Former Rep. John Conyers, Longest-Serving Black Member Of Congress, Dies At 90

By Hayley Miller and Sanjana Karanth

Former Democratic Rep. John Conyers of Michigan, who spent more than five decades in Congress until he resigned two years ago, died Sunday at the age of 90, his family said.

The civil rights icon served the Detroit area in the House of Representatives from 1965 until December 2017, when he resigned following allegations that he sexually harassed several female staffers.

Conyers ― born in Highland Park, Michigan, in 1929 ― was the longest-serving Black representative in the history of the House.
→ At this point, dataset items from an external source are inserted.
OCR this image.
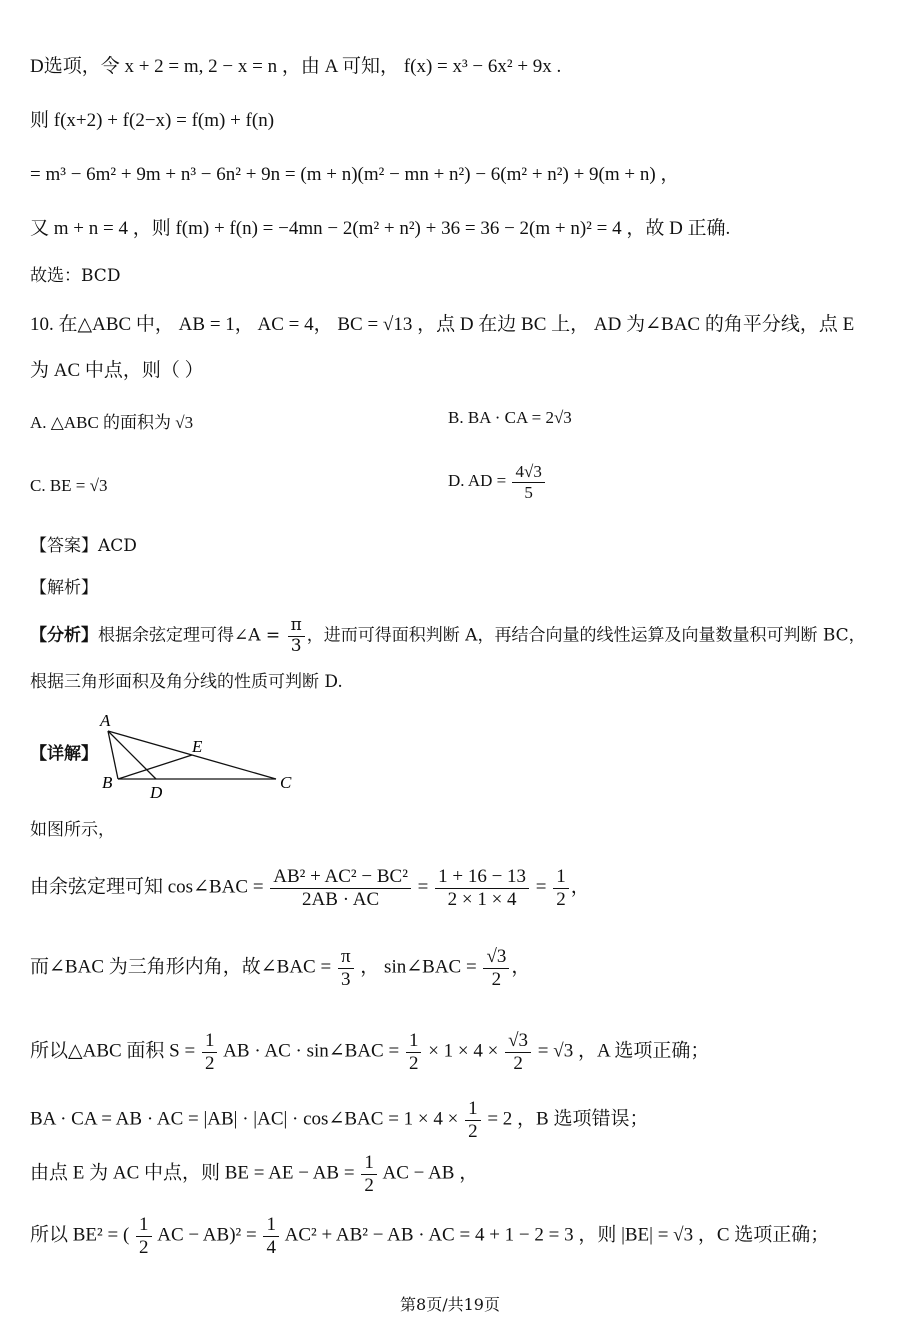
D选项，令 x + 2 = m, 2 − x = n ，由 A 可知， f(x) = x³ − 6x² + 9x .
则 f(x+2) + f(2−x) = f(m) + f(n)
= m³ − 6m² + 9m + n³ − 6n² + 9n = (m + n)(m² − mn + n²) − 6(m² + n²) + 9(m + n) ，
又 m + n = 4 ，则 f(m) + f(n) = −4mn − 2(m² + n²) + 36 = 36 − 2(m + n)² = 4 ，故 D 正确.
故选：BCD
10. 在△ABC 中， AB = 1， AC = 4， BC = √13 ，点 D 在边 BC 上， AD 为∠BAC 的角平分线，点 E
为 AC 中点，则（ ）
A. △ABC 的面积为 √3	B. BA · CA = 2√3
C. BE = √3	D. AD = $\frac{4√3}{5}$
【答案】ACD
【解析】
【分析】根据余弦定理可得∠A = $\frac{\pi}{3}$ ，进而可得面积判断 A，再结合向量的线性运算及向量数量积可判断 BC，
根据三角形面积及角分线的性质可判断 D.
【详解】
A
B	C
D
E
如图所示，
由余弦定理可知 cos∠BAC = $\frac{\text{AB² + AC² − BC²}}{2AB \cdot AC} = \frac{1 + 16 - 13}{2 \times 1 \times 4} = \frac{1}{2}$ ，
而∠BAC 为三角形内角，故∠BAC = $\frac{\pi}{3}$ ， sin∠BAC = $\frac{√3}{2}$ ，
所以△ABC 面积 $S = \frac{1}{2}$ AB · AC · sin∠BAC = $\frac{1}{2} \times 1 \times 4 \times \frac{√3}{2} = √3$ ，A 选项正确；
BA · CA = AB · AC = |AB| · |AC| · cos∠BAC = $1 \times 4 \times \frac{1}{2} = 2$ ，B 选项错误；
由点 E 为 AC 中点，则 BE = AE − AB = $\frac{1}{2}$ AC − AB ，
所以 BE² = ( $\frac{1}{2}$ AC − $AB)^2 = \frac{1}{4} AC^2 + AB^2$ − AB · AC = 4 + 1 − 2 = 3 ，则 |BE| = √3 ，C 选项正确；
第8页/共19页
He took office at the peak of the civil rights movement, and helped create the Congressional Black Caucus and introduced the landmark Voting Rights Act of 1965 that outlawed discriminatory voting practices.

Conyers was also one of the many civil rights leaders to walk alongside Martin Luther King Jr. in Selma, Alabama, to fight for voting rights. The congressman successfully introduced legislation to mark King’s birthday as a national holiday.

“For a long time he was Black America’s congressman,” Sam Riddle, longtime friend and consultant to the Conyers family, told The Detroit Free Press. “On the streets of Detroit, he’ll be mourned.”

During his final three years in office, Conyers was the “dean” of the House, a title given to the longest continuously serving member.

Conyers’ resignation came in the wake of multiple allegations of sexual harassment against him. Several former staff members alleged that Conyers repeatedly asked female employees for sexual favors and inappropriately touched them in public; he consistently denied those accusations.

According to the BuzzFeed report that led to his eventual resignation, one case with a former staffer reportedly included a monetary settlement of more than $27,000. The staffer, Marion Brown, accused Conyers of making sexual advances toward her and paying her settlement with taxpayer funds.

After Brown’s allegations, six other women alleged they either experienced or witnessed the same behavior from Conyers. The allegations led to Conyers stepping down from his long-held position as the ranking Democrat on the House Judiciary Committee.

Congress launched an ethics investigation into Conyers in response to the allegations. Lawmakers who initially supported Conyers, like now-House Speaker Nancy Pelosi (D-Calif.) and fellow Black Caucus member Jim Clyburn (D-S.C.), eventually joined in calling for him to resign. He eventually did so.